I NEED HELP ASAP!!!!
Either add or subtract one equation from the other to eliminate x.
For example. ADD the two equations in Problem 1. This results in 2x = 4, which requires that x = 2. Use either equation to get y.
You can certainly do the others yourself.
Sure, I'll help you solve these systems of equations using the method of elimination using addition and subtraction. Here's how to do it:
1. For the first set of equations:
- Start by adding the two equations together:
(x - y) + (x + y) = 1 + 3
Simplify the equation:
2x = 4
- Divide both sides of the equation by 2 to solve for x:
2x/2 = 4/2
x = 2
- Substitute the value of x back into one of the original equations to find y:
x + y = 3
2 + y = 3
Solve for y:
y = 3 - 2
y = 1
Therefore, the solution to the first set of equations is x = 2 and y = 1.
2. For the second set of equations:
- Start by adding the two equations together:
(-x + y) + (x + y) = 1 + 11
Simplify the equation:
2y = 12
- Divide both sides of the equation by 2 to solve for y:
2y/2 = 12/2
y = 6
- Substitute the value of y back into one of the original equations to find x:
x + y = 11
x + 6 = 11
Solve for x:
x = 11 - 6
x = 5
Therefore, the solution to the second set of equations is x = 5 and y = 6.
3. For the third set of equations:
- Start by subtracting the second equation from the first equation to eliminate x:
(x + 4y) - (x - 6y) = 11 - 11
Simplify the equation:
x + 4y - x + 6y = 0
Combine like terms:
10y = 0
- Divide both sides of the equation by 10 to solve for y:
10y/10 = 0/10
y = 0
- Substitute the value of y back into one of the original equations to find x:
x + 4y = 11
x + 4(0) = 11
Solve for x:
x = 11
Therefore, the solution to the third set of equations is x = 11 and y = 0.
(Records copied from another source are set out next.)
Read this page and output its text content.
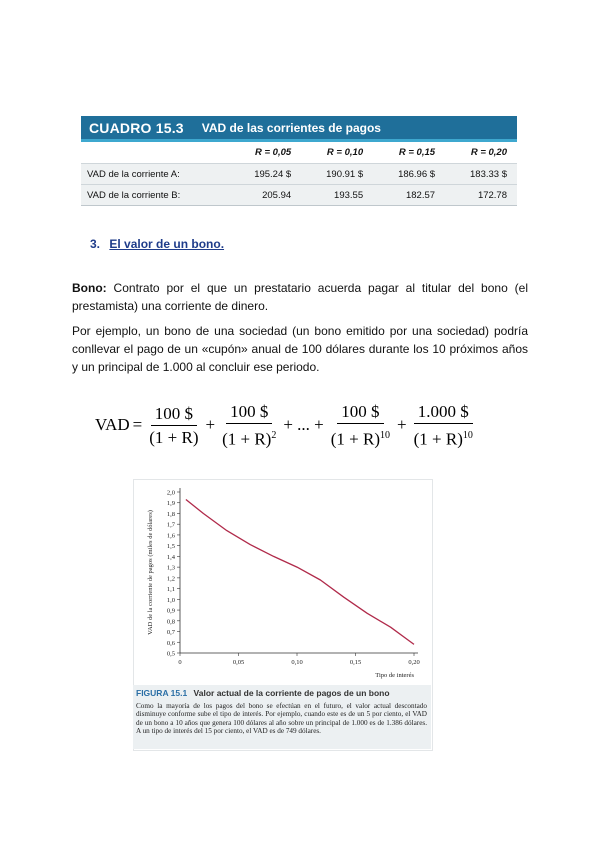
CUADRO 15.3 VAD de las corrientes de pagos
	R = 0,05	R = 0,10	R = 0,15	R = 0,20
VAD de la corriente A:	195.24 $	190.91 $	186.96 $	183.33 $
VAD de la corriente B:	205.94	193.55	182.57	172.78
3. El valor de un bono.

Bono: Contrato por el que un prestatario acuerda pagar al titular del bono (el prestamista) una corriente de dinero.

Por ejemplo, un bono de una sociedad (un bono emitido por una sociedad) podría conllevar el pago de un «cupón» anual de 100 dólares durante los 10 próximos años y un principal de 1.000 al concluir ese periodo.

VAD = $\frac{100 \$}{(1 + R)} + \frac{100 \$}{(1 + R)^2}$ + ... + $\frac{100 \$}{(1 + R)^{10}} + \frac{1.000 \$}{(1 + R)^{10}}$
0,5
0,6
0,7
0,8
0,9
1,0
1,1
1,2
1,3
1,4
1,5
1,6
1,7
1,8
1,9
2,0
0	0,05	0,10	0,15	0,20
Tipo de interés
VAD de la corriente de pagos (miles de dólares)
FIGURA 15.1 Valor actual de la corriente de pagos de un bono
Como la mayoría de los pagos del bono se efectúan en el futuro, el valor actual descontado disminuye conforme sube el tipo de interés. Por ejemplo, cuando este es de un 5 por ciento, el VAD de un bono a 10 años que genera 100 dólares al año sobre un principal de 1.000 es de 1.386 dólares. A un tipo de interés del 15 por ciento, el VAD es de 749 dólares.
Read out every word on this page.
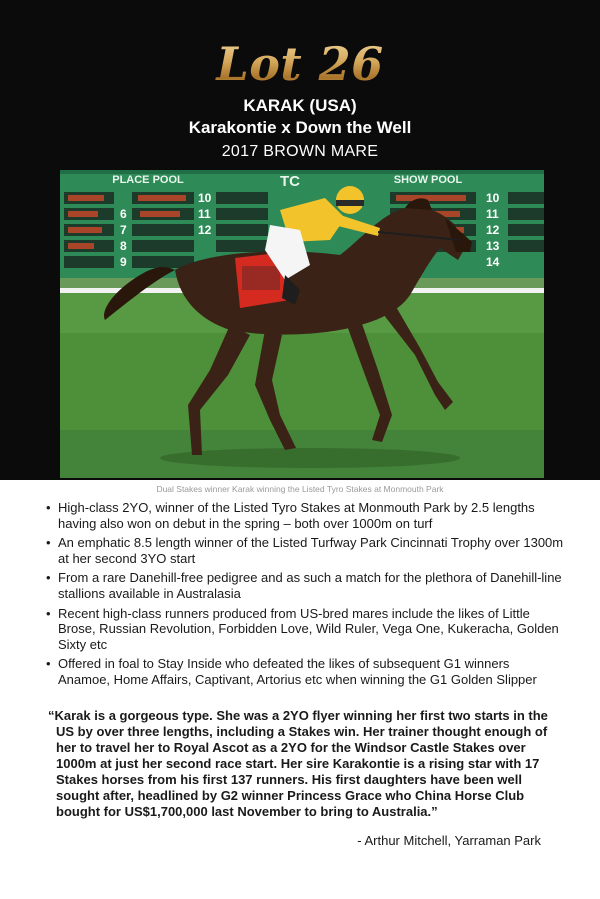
Lot 26
KARAK (USA)
Karakontie x Down the Well
2017 BROWN MARE
PLACE POOL	TC	SHOW POOL
6
7
8
9
10
11
12
10
11
12
13
14
Dual Stakes winner Karak winning the Listed Tyro Stakes at Monmouth Park
• High-class 2YO, winner of the Listed Tyro Stakes at Monmouth Park by 2.5 lengths having also won on debut in the spring – both over 1000m on turf
• An emphatic 8.5 length winner of the Listed Turfway Park Cincinnati Trophy over 1300m at her second 3YO start
• From a rare Danehill-free pedigree and as such a match for the plethora of Danehill-line stallions available in Australasia
• Recent high-class runners produced from US-bred mares include the likes of Little Brose, Russian Revolution, Forbidden Love, Wild Ruler, Vega One, Kukeracha, Golden Sixty etc
• Offered in foal to Stay Inside who defeated the likes of subsequent G1 winners Anamoe, Home Affairs, Captivant, Artorius etc when winning the G1 Golden Slipper

“Karak is a gorgeous type. She was a 2YO flyer winning her first two starts in the US by over three lengths, including a Stakes win. Her trainer thought enough of her to travel her to Royal Ascot as a 2YO for the Windsor Castle Stakes over 1000m at just her second race start. Her sire Karakontie is a rising star with 17 Stakes horses from his first 137 runners. His first daughters have been well sought after, headlined by G2 winner Princess Grace who China Horse Club bought for US$1,700,000 last November to bring to Australia.”

- Arthur Mitchell, Yarraman Park
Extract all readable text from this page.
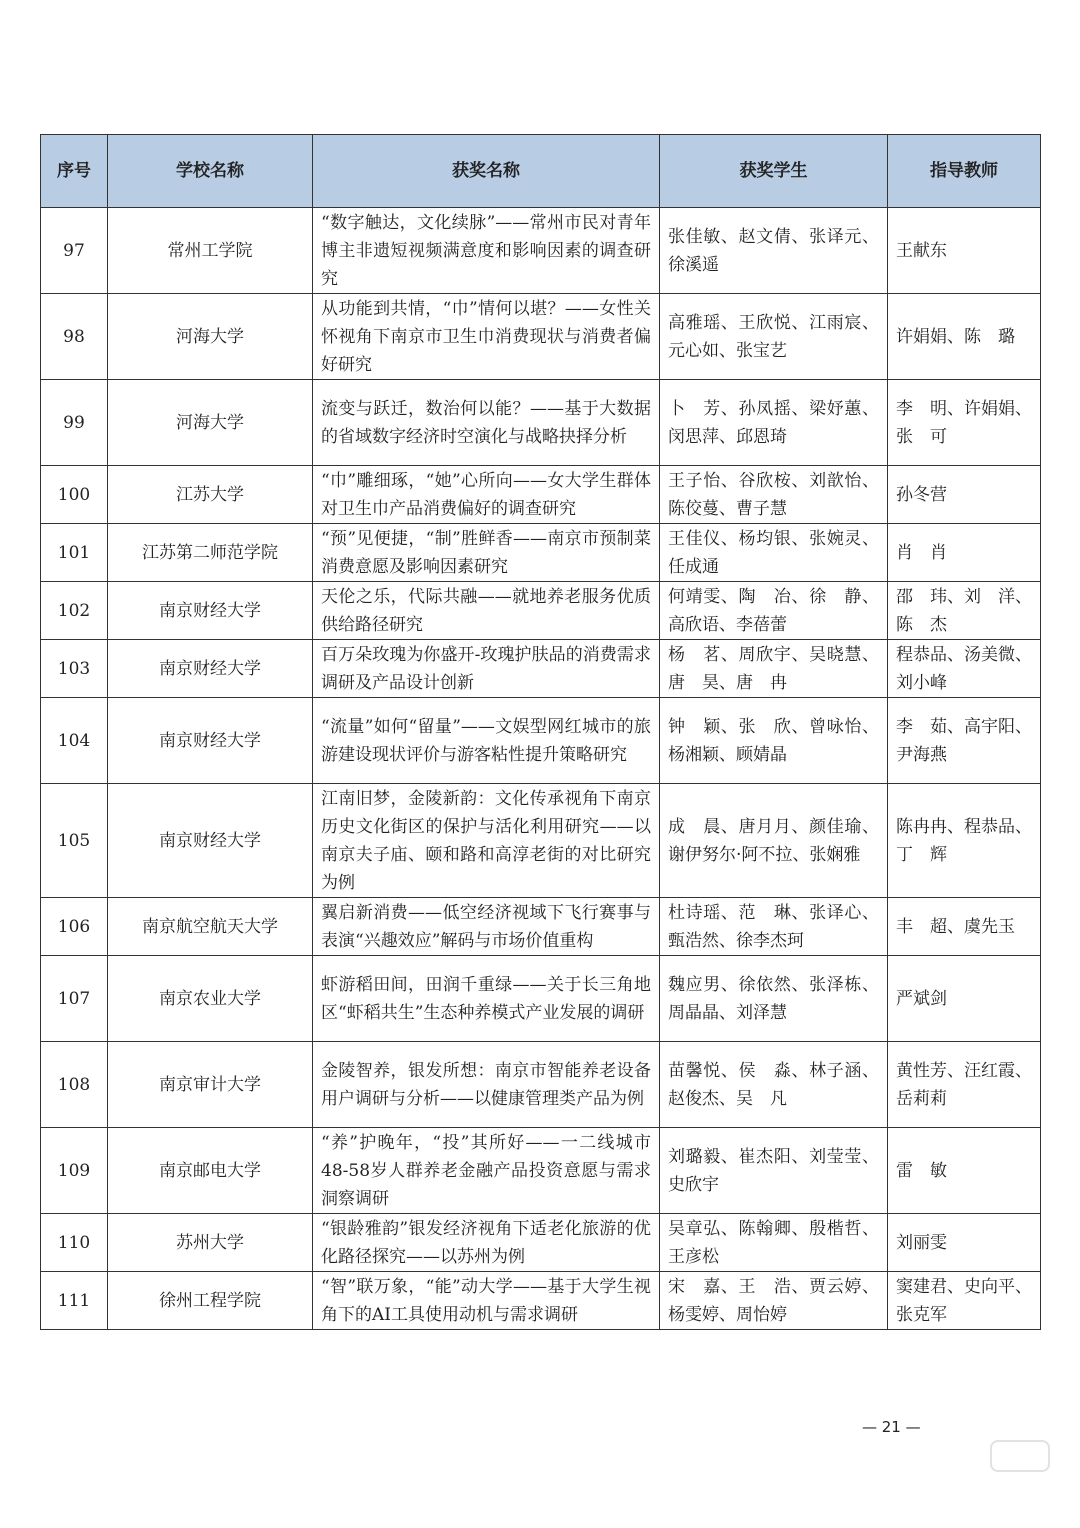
序号	学校名称	获奖名称	获奖学生	指导教师
97	常州工学院	“数字触达，文化续脉”——常州市民对青年博主非遗短视频满意度和影响因素的调查研究	张佳敏、赵文倩、张译元、徐溪遥	王献东
98	河海大学	从功能到共情，“巾”情何以堪？——女性关怀视角下南京市卫生巾消费现状与消费者偏好研究	高雅瑶、王欣悦、江雨宸、元心如、张宝艺	许娟娟、陈　璐
99	河海大学	流变与跃迁，数治何以能？——基于大数据的省域数字经济时空演化与战略抉择分析	卜　芳、孙凤摇、梁妤蕙、闵思萍、邱恩琦	李　明、许娟娟、张　可
100	江苏大学	“巾”雕细琢，“她”心所向——女大学生群体对卫生巾产品消费偏好的调查研究	王子怡、谷欣桉、刘歆怡、陈佼蔓、曹子慧	孙冬营
101	江苏第二师范学院	“预”见便捷，“制”胜鲜香——南京市预制菜消费意愿及影响因素研究	王佳仪、杨均银、张婉灵、任成通	肖　肖
102	南京财经大学	天伦之乐，代际共融——就地养老服务优质供给路径研究	何靖雯、陶　冶、徐　静、高欣语、李蓓蕾	邵　玮、刘　洋、陈　杰
103	南京财经大学	百万朵玫瑰为你盛开-玫瑰护肤品的消费需求调研及产品设计创新	杨　茗、周欣宇、吴晓慧、唐　昊、唐　冉	程恭品、汤美微、刘小峰
104	南京财经大学	“流量”如何“留量”——文娱型网红城市的旅游建设现状评价与游客粘性提升策略研究	钟　颖、张　欣、曾咏怡、杨湘颖、顾婧晶	李　茹、高宇阳、尹海燕
105	南京财经大学	江南旧梦，金陵新韵：文化传承视角下南京历史文化街区的保护与活化利用研究——以南京夫子庙、颐和路和高淳老街的对比研究为例	成　晨、唐月月、颜佳瑜、谢伊努尔·阿不拉、张娴雅	陈冉冉、程恭品、丁　辉
106	南京航空航天大学	翼启新消费——低空经济视域下飞行赛事与表演“兴趣效应”解码与市场价值重构	杜诗瑶、范　琳、张译心、甄浩然、徐李杰珂	丰　超、虞先玉
107	南京农业大学	虾游稻田间，田润千重绿——关于长三角地区“虾稻共生”生态种养模式产业发展的调研	魏应男、徐依然、张泽栋、周晶晶、刘泽慧	严斌剑
108	南京审计大学	金陵智养，银发所想：南京市智能养老设备用户调研与分析——以健康管理类产品为例	苗馨悦、侯　淼、林子涵、赵俊杰、吴　凡	黄性芳、汪红霞、岳莉莉
109	南京邮电大学	“养”护晚年，“投”其所好——一二线城市48-58岁人群养老金融产品投资意愿与需求洞察调研	刘璐毅、崔杰阳、刘莹莹、史欣宇	雷　敏
110	苏州大学	“银龄雅韵”银发经济视角下适老化旅游的优化路径探究——以苏州为例	吴章弘、陈翰卿、殷楷哲、王彦松	刘丽雯
111	徐州工程学院	“智”联万象，“能”动大学——基于大学生视角下的AI工具使用动机与需求调研	宋　嘉、王　浩、贾云婷、杨雯婷、周怡婷	窦建君、史向平、张克军
— 21 —
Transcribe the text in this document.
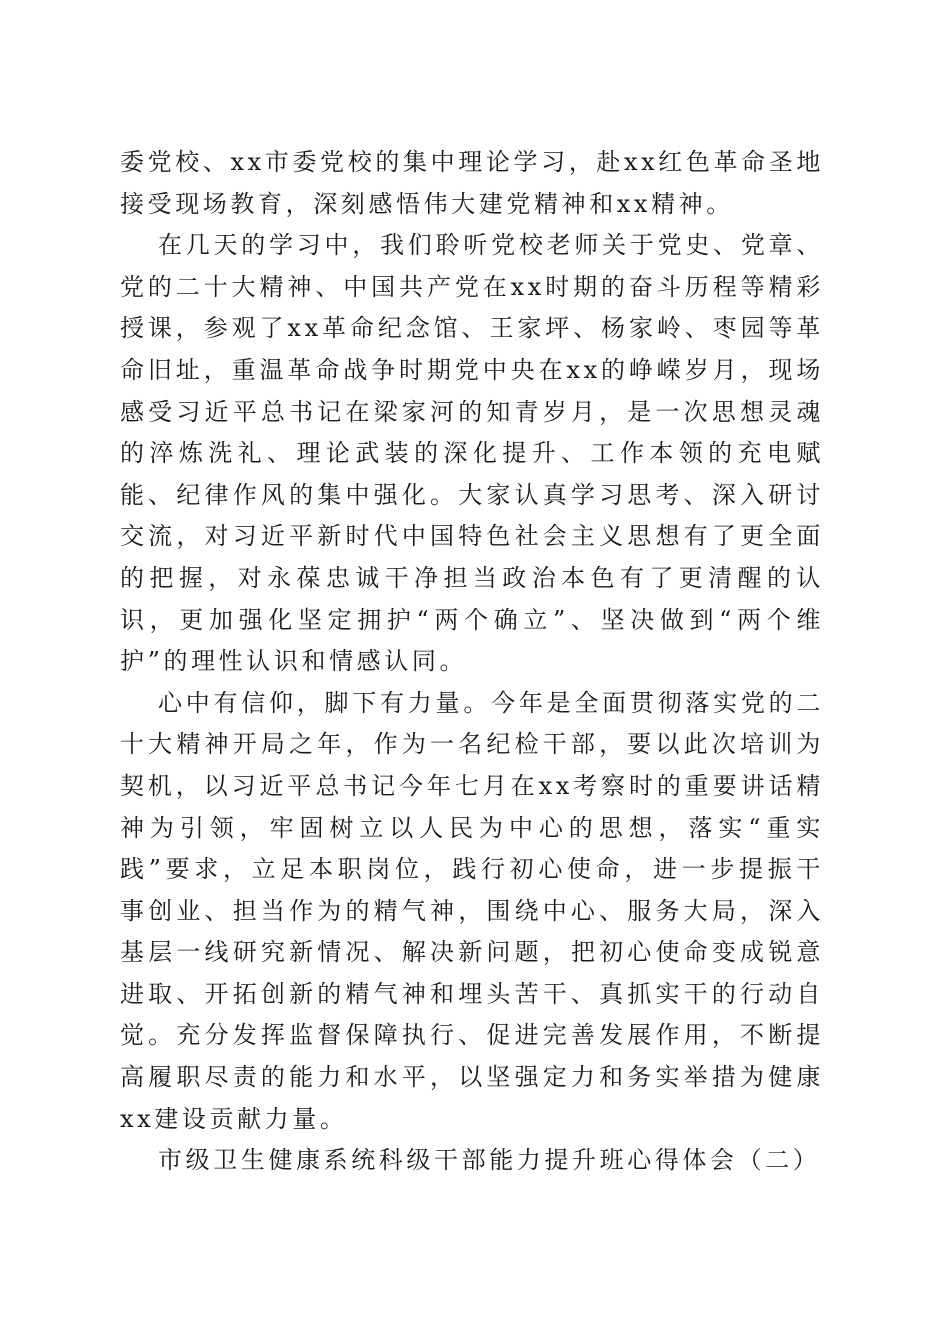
委党校、xx市委党校的集中理论学习，赴xx红色革命圣地接受现场教育，深刻感悟伟大建党精神和xx精神。

在几天的学习中，我们聆听党校老师关于党史、党章、党的二十大精神、中国共产党在xx时期的奋斗历程等精彩授课，参观了xx革命纪念馆、王家坪、杨家岭、枣园等革命旧址，重温革命战争时期党中央在xx的峥嵘岁月，现场感受习近平总书记在梁家河的知青岁月，是一次思想灵魂的淬炼洗礼、理论武装的深化提升、工作本领的充电赋能、纪律作风的集中强化。大家认真学习思考、深入研讨交流，对习近平新时代中国特色社会主义思想有了更全面的把握，对永葆忠诚干净担当政治本色有了更清醒的认识，更加强化坚定拥护“两个确立”、坚决做到“两个维护”的理性认识和情感认同。

心中有信仰，脚下有力量。今年是全面贯彻落实党的二十大精神开局之年，作为一名纪检干部，要以此次培训为契机，以习近平总书记今年七月在xx考察时的重要讲话精神为引领，牢固树立以人民为中心的思想，落实“重实践”要求，立足本职岗位，践行初心使命，进一步提振干事创业、担当作为的精气神，围绕中心、服务大局，深入基层一线研究新情况、解决新问题，把初心使命变成锐意进取、开拓创新的精气神和埋头苦干、真抓实干的行动自觉。充分发挥监督保障执行、促进完善发展作用，不断提高履职尽责的能力和水平，以坚强定力和务实举措为健康xx建设贡献力量。

市级卫生健康系统科级干部能力提升班心得体会（二）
4. For the fourth set of equations:
- Start by adding the two equations together:
(-x + 3y) + (x + 3y) = 6 + 18
Simplify the equation:
6y = 24
- Divide both sides of the equation by 6 to solve for y:
6y/6 = 24/6
y = 4
- Substitute the value of y back into one of the original equations to find x:
-x + 3y = 6
-x + 3(4) = 6
Solve for x:
-x + 12 = 6
-x = 6 - 12
-x = -6
Divide both sides of the equation by -1 to solve for x:
x = -6/-1
x = 6
Therefore, the solution to the fourth set of equations is x = 6 and y = 4.
I hope this helps! Let me know if you have any further questions.